UK Supreme Court granted Google permission to appeal the “Safari workaround” decision

 

On July 28, 2015, the UK Supreme Court granted permission to appeal the Court of Appeal’s decision in Vidal-Hall -v- Google.

In March 2015, the Court of Appeal gave the leeway for UK data subjects to sue Google in England for cookies violations even if there was no pecuniary loss. More information on the ‘Safari Workaround’ case is available here.

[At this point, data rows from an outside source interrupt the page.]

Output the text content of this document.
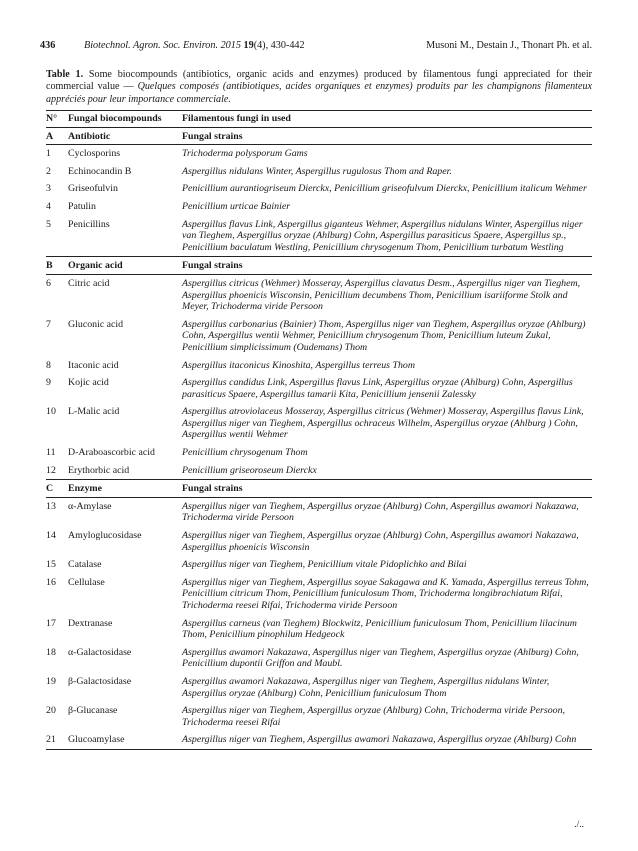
436	Biotechnol. Agron. Soc. Environ. 2015 19(4), 430-442	Musoni M., Destain J., Thonart Ph. et al.
Table 1. Some biocompounds (antibiotics, organic acids and enzymes) produced by filamentous fungi appreciated for their commercial value — Quelques composés (antibiotiques, acides organiques et enzymes) produits par les champignons filamenteux appréciés pour leur importance commerciale.
N°	Fungal biocompounds	Filamentous fungi in used
A	Antibiotic	Fungal strains
1	Cyclosporins	Trichoderma polysporum Gams
2	Echinocandin B	Aspergillus nidulans Winter, Aspergillus rugulosus Thom and Raper.
3	Griseofulvin	Penicillium aurantiogriseum Dierckx, Penicillium griseofulvum Dierckx, Penicillium italicum Wehmer
4	Patulin	Penicillium urticae Bainier
5	Penicillins	Aspergillus flavus Link, Aspergillus giganteus Wehmer, Aspergillus nidulans Winter, Aspergillus niger van Tieghem, Aspergillus oryzae (Ahlburg) Cohn, Aspergillus parasiticus Spaere, Aspergillus sp., Penicillium baculatum Westling, Penicillium chrysogenum Thom, Penicillium turbatum Westling
B	Organic acid	Fungal strains
6	Citric acid	Aspergillus citricus (Wehmer) Mosseray, Aspergillus clavatus Desm., Aspergillus niger van Tieghem, Aspergillus phoenicis Wisconsin, Penicillium decumbens Thom, Penicillium isariiforme Stolk and Meyer, Trichoderma viride Persoon
7	Gluconic acid	Aspergillus carbonarius (Bainier) Thom, Aspergillus niger van Tieghem, Aspergillus oryzae (Ahlburg) Cohn, Aspergillus wentii Wehmer, Penicillium chrysogenum Thom, Penicillium luteum Zukal, Penicillium simplicissimum (Oudemans) Thom
8	Itaconic acid	Aspergillus itaconicus Kinoshita, Aspergillus terreus Thom
9	Kojic acid	Aspergillus candidus Link, Aspergillus flavus Link, Aspergillus oryzae (Ahlburg) Cohn, Aspergillus parasiticus Spaere, Aspergillus tamarii Kita, Penicillium jensenii Zalessky
10	L-Malic acid	Aspergillus atroviolaceus Mosseray, Aspergillus citricus (Wehmer) Mosseray, Aspergillus flavus Link, Aspergillus niger van Tieghem, Aspergillus ochraceus Wilhelm, Aspergillus oryzae (Ahlburg ) Cohn, Aspergillus wentii Wehmer
11	D-Araboascorbic acid	Penicillium chrysogenum Thom
12	Erythorbic acid	Penicillium griseoroseum Dierckx
C	Enzyme	Fungal strains
13	α-Amylase	Aspergillus niger van Tieghem, Aspergillus oryzae (Ahlburg) Cohn, Aspergillus awamori Nakazawa, Trichoderma viride Persoon
14	Amyloglucosidase	Aspergillus niger van Tieghem, Aspergillus oryzae (Ahlburg) Cohn, Aspergillus awamori Nakazawa, Aspergillus phoenicis Wisconsin
15	Catalase	Aspergillus niger van Tieghem, Penicillium vitale Pidoplichko and Bilai
16	Cellulase	Aspergillus niger van Tieghem, Aspergillus soyae Sakagawa and K. Yamada, Aspergillus terreus Tohm, Penicillium citricum Thom, Penicillium funiculosum Thom, Trichoderma longibrachiatum Rifai, Trichoderma reesei Rifai, Trichoderma viride Persoon
17	Dextranase	Aspergillus carneus (van Tieghem) Blockwitz, Penicillium funiculosum Thom, Penicillium lilacinum Thom, Penicillium pinophilum Hedgeock
18	α-Galactosidase	Aspergillus awamori Nakazawa, Aspergillus niger van Tieghem, Aspergillus oryzae (Ahlburg) Cohn, Penicillium dupontii Griffon and Maubl.
19	β-Galactosidase	Aspergillus awamori Nakazawa, Aspergillus niger van Tieghem, Aspergillus nidulans Winter, Aspergillus oryzae (Ahlburg) Cohn, Penicillium funiculosum Thom
20	β-Glucanase	Aspergillus niger van Tieghem, Aspergillus oryzae (Ahlburg) Cohn, Trichoderma viride Persoon, Trichoderma reesei Rifai
21	Glucoamylase	Aspergillus niger van Tieghem, Aspergillus awamori Nakazawa, Aspergillus oryzae (Ahlburg) Cohn
./..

Google applied for permission to appeal on the following grounds:

  1. Whether the Court of Appeal was right to hold the Claimant’s claims for misuse of private information are claims made in tort for the purposes of the rules relating to service out of the jurisdiction;
  2. Whether the Court of Appeal was right to hold that section 13(2) of the Data Protection Act 1998 was incompatible with Article 23 of the Directive;
  3. Whether the Court of Appeal was right to disapply section 13(2) of the Data Protection Act 1998 on the grounds that it conflicts with the rights guaranteed by Articles 7 and 8 of the EU Charter of Fundamental Rights.

The Supreme Court has granted permission to appeal on grounds 2 and 3 but not on ground 1″because this ground does not raise an arguable point of law.”

The Supreme Court will deal with the question of which are the damages that – according to Article 23, Directive 95/46/EC and the applicable UK law – give the right to compensation as a consequence of unlawful data processing operations.